La musica mi fa volare sulle cose, sui pensieri, i sentimenti, come un arco nel cielo. Credo che metta ali al dolore, alla felicità, alla fantasia. È un sentimento simile, più esaltante, a quello che provo quando cammino su lunghi percorsi, nella natura. Anche in quel caso “sorvolo” e le preoccupazioni diventano piccolissime, tutto si rischiara. La musica di Vivaldi mi dà profonda energia, mi consola, mi solleva in braccio. Quando ero bambina mi era molto facile suonare, era come la matematica, che amavo. Ora c’è un dolore, una fatica, non so se dipenda dal rimpianto di non avere continuato o da alcuni cambi avvenuti nella mia mente. Ma mi sono ripromessa di studiare al meglio l’adattamento del secondo movimento dell’Inverno per chitarra classica entro Natale.

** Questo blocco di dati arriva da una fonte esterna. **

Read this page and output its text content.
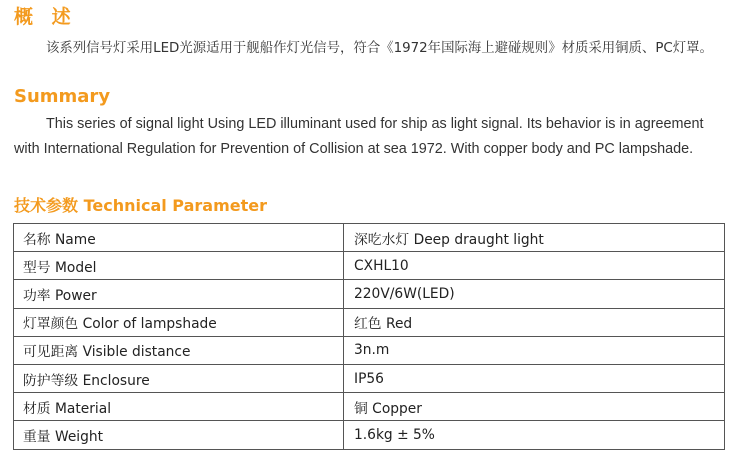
概 述

该系列信号灯采用LED光源适用于舰船作灯光信号，符合《1972年国际海上避碰规则》材质采用铜质、PC灯罩。

Summary

This series of signal light Using LED illuminant used for ship as light signal. Its behavior is in agreement with International Regulation for Prevention of Collision at sea 1972. With copper body and PC lampshade.

技术参数 Technical Parameter
名称 Name	深吃水灯 Deep draught light
型号 Model	CXHL10
功率 Power	220V/6W(LED)
灯罩颜色 Color of lampshade	红色 Red
可见距离 Visible distance	3n.m
防护等级 Enclosure	IP56
材质 Material	铜 Copper
重量 Weight	1.6kg ± 5%
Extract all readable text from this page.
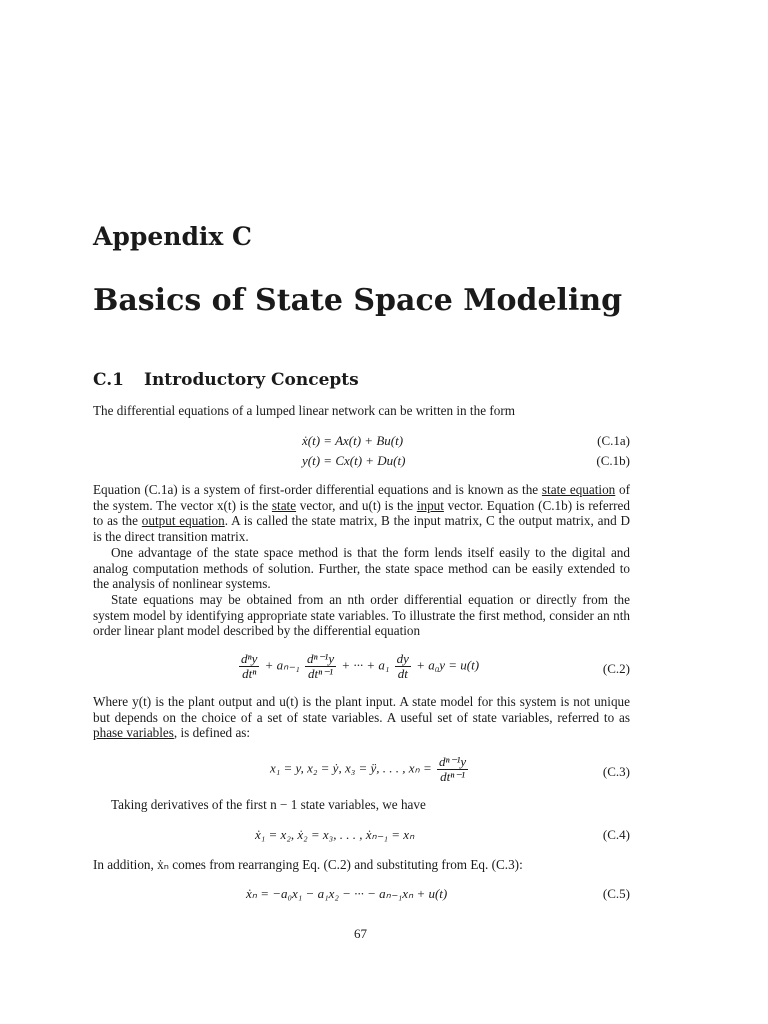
Appendix C
Basics of State Space Modeling
C.1 Introductory Concepts
The differential equations of a lumped linear network can be written in the form
ẋ(t) = Ax(t) + Bu(t)	(C.1a)
y(t) = Cx(t) + Du(t)	(C.1b)
Equation (C.1a) is a system of first-order differential equations and is known as the state equation of the system. The vector x(t) is the state vector, and u(t) is the input vector. Equation (C.1b) is referred to as the output equation. A is called the state matrix, B the input matrix, C the output matrix, and D is the direct transition matrix.
One advantage of the state space method is that the form lends itself easily to the digital and analog computation methods of solution. Further, the state space method can be easily extended to the analysis of nonlinear systems.
State equations may be obtained from an nth order differential equation or directly from the system model by identifying appropriate state variables. To illustrate the first method, consider an nth order linear plant model described by the differential equation
$\frac{\text{dⁿy}}{\text{dtⁿ}} + a_{n-1} \frac{\text{dⁿ⁻¹y}}{\text{dtⁿ⁻¹}}$ + ··· + $a_1 \frac{dy}{dt} + a_0y = u(t)$	(C.2)
Where y(t) is the plant output and u(t) is the plant input. A state model for this system is not unique but depends on the choice of a set of state variables. A useful set of state variables, referred to as phase variables, is defined as:
x₁ = y, x₂ = ẏ, x₃ = ÿ, . . . , $x_n = \frac{\text{dⁿ⁻¹y}}{\text{dtⁿ⁻¹}}$	(C.3)
Taking derivatives of the first n − 1 state variables, we have
ẋ₁ = x₂, ẋ₂ = x₃, . . . , ẋₙ₋₁ = xₙ	(C.4)
In addition, ẋₙ comes from rearranging Eq. (C.2) and substituting from Eq. (C.3):
ẋₙ = −a₀x₁ − a₁x₂ − ··· − aₙ₋₁xₙ + u(t)	(C.5)
67
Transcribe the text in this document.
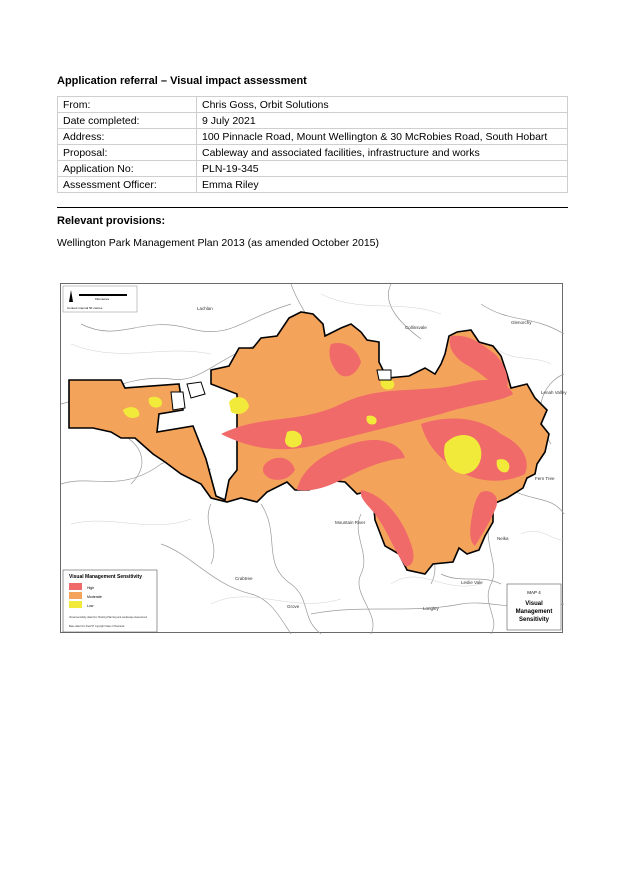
Application referral – Visual impact assessment
From:	Chris Goss, Orbit Solutions
Date completed:	9 July 2021
Address:	100 Pinnacle Road, Mount Wellington & 30 McRobies Road, South Hobart
Proposal:	Cableway and associated facilities, infrastructure and works
Application No:	PLN-19-345
Assessment Officer:	Emma Riley
Relevant provisions:
Wellington Park Management Plan 2013 (as amended October 2015)
Lachlan
Collinsvale
Glenorchy
Lenah Valley
Fern Tree
Mountain River
Neika
Leslie Vale
Longley
Crabtree
Grove
Kilometres
Contour interval 50 metres
Visual Management Sensitivity
High
Moderate
Low
Visual sensitivity data from Hocking Planning and Landscape Assessment
Base data from theLIST copyright State of Tasmania
MAP 4
Visual
Management
Sensitivity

Sabato è stata a Villa d’Este:come mai ha deciso di partecipare con il suo testo?
Abbiamo letto brani da “Il respiro degli angeli” prima di ciascuno dei quattro concerti, brani in cui ho provato ad addentrarmi con le parole in questo capolavoro. Sono stata invitata dal Maestro Reno Renzi che ha letto il romanzo e l’ha apprezzato moltissimo. È stato per me il primo riconoscimento di un musicista e le sue parole mi hanno reso molto felice e rincuorata. Mi intimidisco molto davanti alle valutazioni degli studiosi e dei musicisti perché rispetto, e anche mi commuove, il lavoro di chi dedica la vita alla musica. Nonostante non sia una musicista professionista, il mio intento era proprio quello di avvicinare chi legge alla musica, far comprendere una grande passione, perché Vivaldi era essenzialmente musica e per questo viveva. Se riscrivessi il romanzo potrei farlo meglio, ma lo spirito, le intenzioni, l’anima sarebbero esattamente gli stessi e sono davvero contenta quando un musicista mi dice parole di conforto, apprezzamento o incoraggiamento.


La scrittura cosa rappresenta per lei?
Non posso fare a meno di scrivere, più che altro non posso fare a meno delle idee. Mi circondano, spesso mi disorientano, ne sono invasa come una pioggia di stelle cadenti: quando prendo l’autobus, quando aspetto qualcuno per la strada, sento un tono di voce. La scrittura è invece un lavoro che ha molto a che fare con l’amore. Cercare la musicalità, la parola esatta, è un’opera di dedizione, di cura, uno sforzo sottilissimo, è un darsi completamente a chi legge. La difficoltà sta nel mantenere questo filo per centinaia di pagine, cercare di astrarsi dal lavoro e vedere errori, ripetizioni, passaggi poco fluidi. Su questo ho ancora moltissimo da imparare, come del resto sull’amore. 


Progetti futuri?
Nella pioggia di idee ne ho fermata una. Era comparsa da quasi due anni. È rimasta e alle cose che rimangono bisogna dare sempre ascolto. Sto scrivendo e, nonostante sia sempre un romanzo storico con tutte le complicazioni che comporta per le verifiche, mi sembra che le scene mi scorrano davanti con semplicità. Parlo di scene perché, quando scrivo, essenzialmente vedo, come se mi sedessi al cinema. Il mio sogno sarebbe che Il respiro degli angeli diventasse un film, e poter collaborare alla sceneggiatura. Da bambina volevo scrivere film, più ancora che libri.